Edgescan was lucky to be chosen as a supplier of vulnerability analytics data to the report for our third year. We are very proud that our triaged, full stack, vulnerability intel based on thousands of PTaaS (Penetration Testing as a Service) assessments and continuous vulnerability scans, is of use to the development of this report.

The key items resonate with what we see at edgescan. The problems don’t change that much and possibly just get more commonplace and larger as the years go by.

Ransomware has increased substantially in breaches:

Ransomware is not going away. The misunderstanding of ransomware is that it’s a highly complicated attack using lots of hi-tech, AI and ML. The reality is that many ransomware attacks include the human element. Targeted attacks use intelligent criminals to enumerate and scope a firms attack surface. Attacks may be a result of a phishing attack and once executed a talented team take over, or the breach may be the result of exploitation of a CVE, unpatched, exposed or misconfigured endpoint or application.

A significant part of ransomware readiness is resilience. This includes frequent assessment of production assets, network, web applications, API and also ASM to help ensure continuous visibility and exposure. The fundamentals of a decent cyber posture are still the same, it’s the threat landscape that evolves.

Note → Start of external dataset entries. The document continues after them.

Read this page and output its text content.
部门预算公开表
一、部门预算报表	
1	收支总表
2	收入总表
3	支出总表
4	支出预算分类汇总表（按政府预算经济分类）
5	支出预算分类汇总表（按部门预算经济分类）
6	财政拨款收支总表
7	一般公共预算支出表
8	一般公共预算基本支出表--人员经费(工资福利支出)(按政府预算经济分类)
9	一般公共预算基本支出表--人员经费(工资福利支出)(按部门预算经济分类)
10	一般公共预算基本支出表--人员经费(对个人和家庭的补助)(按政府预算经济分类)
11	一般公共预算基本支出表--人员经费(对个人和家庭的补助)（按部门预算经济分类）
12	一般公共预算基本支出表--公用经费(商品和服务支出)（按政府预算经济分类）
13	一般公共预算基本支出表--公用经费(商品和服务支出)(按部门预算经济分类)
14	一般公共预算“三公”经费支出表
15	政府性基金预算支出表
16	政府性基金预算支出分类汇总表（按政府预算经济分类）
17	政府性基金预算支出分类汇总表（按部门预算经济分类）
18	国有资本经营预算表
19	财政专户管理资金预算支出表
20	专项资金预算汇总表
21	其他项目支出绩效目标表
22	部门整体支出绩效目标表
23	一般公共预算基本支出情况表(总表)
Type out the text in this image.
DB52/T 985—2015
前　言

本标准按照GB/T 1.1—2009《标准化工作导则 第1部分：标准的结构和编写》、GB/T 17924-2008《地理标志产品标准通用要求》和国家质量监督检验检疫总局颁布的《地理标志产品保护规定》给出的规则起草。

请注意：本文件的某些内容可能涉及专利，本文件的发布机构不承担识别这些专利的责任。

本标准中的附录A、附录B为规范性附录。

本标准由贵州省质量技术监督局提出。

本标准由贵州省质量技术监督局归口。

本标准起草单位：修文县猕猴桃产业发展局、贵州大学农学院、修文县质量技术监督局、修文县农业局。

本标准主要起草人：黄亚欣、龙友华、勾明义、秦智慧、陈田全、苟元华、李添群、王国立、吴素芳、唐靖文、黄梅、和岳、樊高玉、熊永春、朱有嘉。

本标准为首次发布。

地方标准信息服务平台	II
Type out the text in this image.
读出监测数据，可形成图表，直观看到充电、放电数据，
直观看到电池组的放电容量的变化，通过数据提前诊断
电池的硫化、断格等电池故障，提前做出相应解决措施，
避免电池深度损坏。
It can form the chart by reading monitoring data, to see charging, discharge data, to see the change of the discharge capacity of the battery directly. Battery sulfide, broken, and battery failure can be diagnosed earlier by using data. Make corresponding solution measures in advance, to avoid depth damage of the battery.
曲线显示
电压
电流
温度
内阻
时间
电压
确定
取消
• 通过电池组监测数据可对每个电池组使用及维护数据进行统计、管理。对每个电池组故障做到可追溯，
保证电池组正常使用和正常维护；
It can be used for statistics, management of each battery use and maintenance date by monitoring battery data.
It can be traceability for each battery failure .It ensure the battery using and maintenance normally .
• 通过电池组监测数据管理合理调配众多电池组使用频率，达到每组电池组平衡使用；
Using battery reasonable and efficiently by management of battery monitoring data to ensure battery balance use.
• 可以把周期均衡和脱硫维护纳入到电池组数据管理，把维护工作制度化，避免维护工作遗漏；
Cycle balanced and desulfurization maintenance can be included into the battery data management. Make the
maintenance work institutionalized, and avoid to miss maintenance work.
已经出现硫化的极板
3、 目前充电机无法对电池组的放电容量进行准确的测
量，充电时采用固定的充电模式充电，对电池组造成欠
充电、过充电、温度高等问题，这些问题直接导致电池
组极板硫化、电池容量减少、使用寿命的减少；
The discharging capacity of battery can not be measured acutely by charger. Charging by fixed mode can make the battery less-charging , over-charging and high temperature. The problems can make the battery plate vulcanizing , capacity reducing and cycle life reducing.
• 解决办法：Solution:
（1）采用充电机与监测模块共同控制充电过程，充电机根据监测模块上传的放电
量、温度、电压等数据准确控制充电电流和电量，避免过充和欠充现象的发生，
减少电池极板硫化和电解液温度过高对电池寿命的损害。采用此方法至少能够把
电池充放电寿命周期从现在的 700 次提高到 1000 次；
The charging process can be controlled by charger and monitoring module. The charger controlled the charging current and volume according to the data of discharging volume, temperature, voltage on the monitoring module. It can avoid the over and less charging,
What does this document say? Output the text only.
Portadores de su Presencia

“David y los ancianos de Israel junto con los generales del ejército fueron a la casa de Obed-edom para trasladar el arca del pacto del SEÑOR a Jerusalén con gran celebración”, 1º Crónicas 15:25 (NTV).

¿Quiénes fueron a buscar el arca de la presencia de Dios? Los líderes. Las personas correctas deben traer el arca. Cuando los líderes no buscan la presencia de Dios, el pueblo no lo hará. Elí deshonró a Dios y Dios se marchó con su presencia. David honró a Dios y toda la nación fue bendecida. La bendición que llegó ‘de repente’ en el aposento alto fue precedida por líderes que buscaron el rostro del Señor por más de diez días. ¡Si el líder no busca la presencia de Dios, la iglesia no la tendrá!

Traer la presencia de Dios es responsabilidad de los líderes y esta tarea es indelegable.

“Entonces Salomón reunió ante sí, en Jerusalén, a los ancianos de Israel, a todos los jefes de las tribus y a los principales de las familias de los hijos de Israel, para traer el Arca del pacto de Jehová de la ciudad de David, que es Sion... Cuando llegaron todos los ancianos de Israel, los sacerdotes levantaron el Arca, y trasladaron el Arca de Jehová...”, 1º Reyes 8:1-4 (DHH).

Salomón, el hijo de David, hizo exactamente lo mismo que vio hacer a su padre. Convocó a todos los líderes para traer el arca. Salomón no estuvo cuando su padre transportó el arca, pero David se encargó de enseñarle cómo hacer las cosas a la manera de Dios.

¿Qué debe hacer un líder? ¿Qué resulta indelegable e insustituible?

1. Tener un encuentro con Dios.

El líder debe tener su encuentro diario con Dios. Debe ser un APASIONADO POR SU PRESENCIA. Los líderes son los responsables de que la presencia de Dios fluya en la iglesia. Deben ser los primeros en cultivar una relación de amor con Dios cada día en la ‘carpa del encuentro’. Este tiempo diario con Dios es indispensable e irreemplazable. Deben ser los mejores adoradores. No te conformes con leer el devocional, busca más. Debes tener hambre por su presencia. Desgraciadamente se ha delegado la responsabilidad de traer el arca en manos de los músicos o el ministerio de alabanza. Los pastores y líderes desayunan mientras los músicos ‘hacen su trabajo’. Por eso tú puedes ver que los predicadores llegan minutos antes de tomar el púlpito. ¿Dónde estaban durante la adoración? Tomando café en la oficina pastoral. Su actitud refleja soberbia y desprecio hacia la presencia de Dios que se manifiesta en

Incidents are driven by four main types of access to the victim’s estate: Credentials, Phishing, Exploiting vulnerabilities and Botnets

Vulnerability exploitation is still an issue. It has been a core issue for years. Credential theft is also the result of vulnerability exploitation which feeds further account breach. Not much has changed in terms of types of attack. From an attackers standpoint, why change something that works?


The Human Element is still a pervasive issue across the breach landscape

I’m unsure if we can remove the “human element” from cyber security in terms of attackers or defenders. The human element is (still) the most advanced tool for depth of understanding, complex exploitation and intelligent defence. The bottom line here is we need humans to fight humans, fight fire with fire. Software alone fighting the “human element” Its destined for failure but software /automation combined with humans, works a treat and helps with scale, depth and accuracy.

Misconfiguration errors have continued to decrease, a potential sign of hope that internet-exposed cloud resources are diminishing. Making humans “bionic” in terms of cyber posture, reactiveness, scale vs depth and accuracy can bring a huge return on investment to any business.